In Iran, the IRGC now looks to have been similarly active in extensively preparing for war. It has built numerous and widely dispersed underground ‘missile cities’ – deep tunnel complexes built into mountains for making and storing armed drones and other weapons – as well as producing undersea armed drones for use against the US Navy, especially if it tries to guide tankers through the Strait of Hormuz.
The second element follows on. There are indications that the IRGC appears to be using its older and least advanced missiles and drones first, aiming to deplete Israeli and US stocks of their anti-missile defences. Quite apart from anything else, this means Israel and the US are depleting their high-cost weaponry to “catch” incoming missiles, while Iran saves its most recently developed drones and ballistic missiles – with greater reach and more power for destruction, as well as improved accuracy and reliability – for later in the war.
Finally, there is the decision to opt for economic warfare against Western interests in many Gulf states. This involves the closure of the Strait of Hormuz, alongside attacks on oil and gas processing plants and distribution systems, as well as tourist infrastructure across the Gulf, with a luxury hotel in Dubai reportedly hit by a retaliatory strike.

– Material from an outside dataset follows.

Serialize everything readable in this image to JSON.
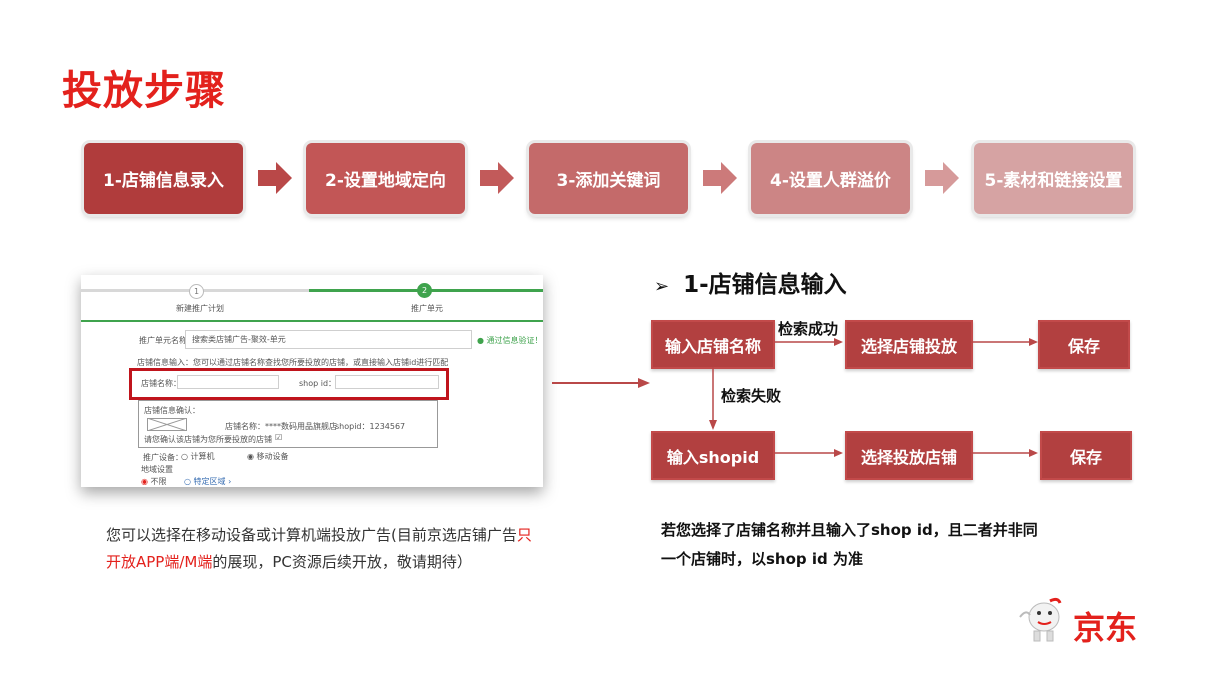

This puts states such as Saudi Arabia, Kuwait and the United Arab Emirates in a difficult position as to how to respond. To react forcefully by joining the war against Iran may be the natural response, but this has consequences. It means allying with an Israel that has killed at least 80,000 Palestinian Arabs in Gaza and enacted violence in the occupied West Bank to make life fraught with difficulty and increasingly dangerous.
This war is barely a week old but is having a worldwide impact and, despite Trump’s bluster, is already problematic for the US. The killing of at least 165 people, many of them children, at the Shajareh Tayyebeh Girls School in Minab is just one example of this, while another may be significant in a different way.
On Wednesday, a US Navy submarine torpedoed an Iranian frigate, the IRIS Dena, killing at least 87 crew members. The Dena had recently left a series of exercises organised by the Indian Navy in the Bay of Bengal, and its sinking was reported with great glee by Hegseth, who told reporters: “Yesterday, in the Indian Ocean, an American submarine sunk an Iranian warship that thought it was safe in international waters. Instead, it was sunk by a torpedo. Quiet death. The first sinking of an enemy ship by a torpedo since World War II.”
Earlier in the press conference, Hesgeth had used the same celebratory and boastful tone to discuss what he framed as early US success. “We are only four days into this, and the results have been incredible. Historic, really,” he said. “Only the United States of America could lead this – only us. But when you add the Israeli Defence Forces, a devastatingly capable force, the combination is sheer destruction for our radical Islamist Iranian adversaries. They are toast, and they know it. Or at least, soon enough, they will know it. America is winning – decisively, devastatingly, and without mercy.”
The US war secretary’s speech betrayed the sense of impunity in Trump’s White House, confirming that members of his administration are certain in their own minds that in this war, Israel and the US can do what they like.
The consequences of this war are impossible to say for sure, but all roads appear to lead to increased uptake of nuclear weaponry, leaving the world an even less safe and stable place. If Israel and the US fail to terminate the Iranian regime and if any significant part of the IRGC survives, the very first thing it will do is to go to the ends of the earth to put together a crude nuclear device. Across the wider region, any state that sees two nuclear-armed regimes seeking to destroy a non-nuclear regime will see a need to go nuclear itself.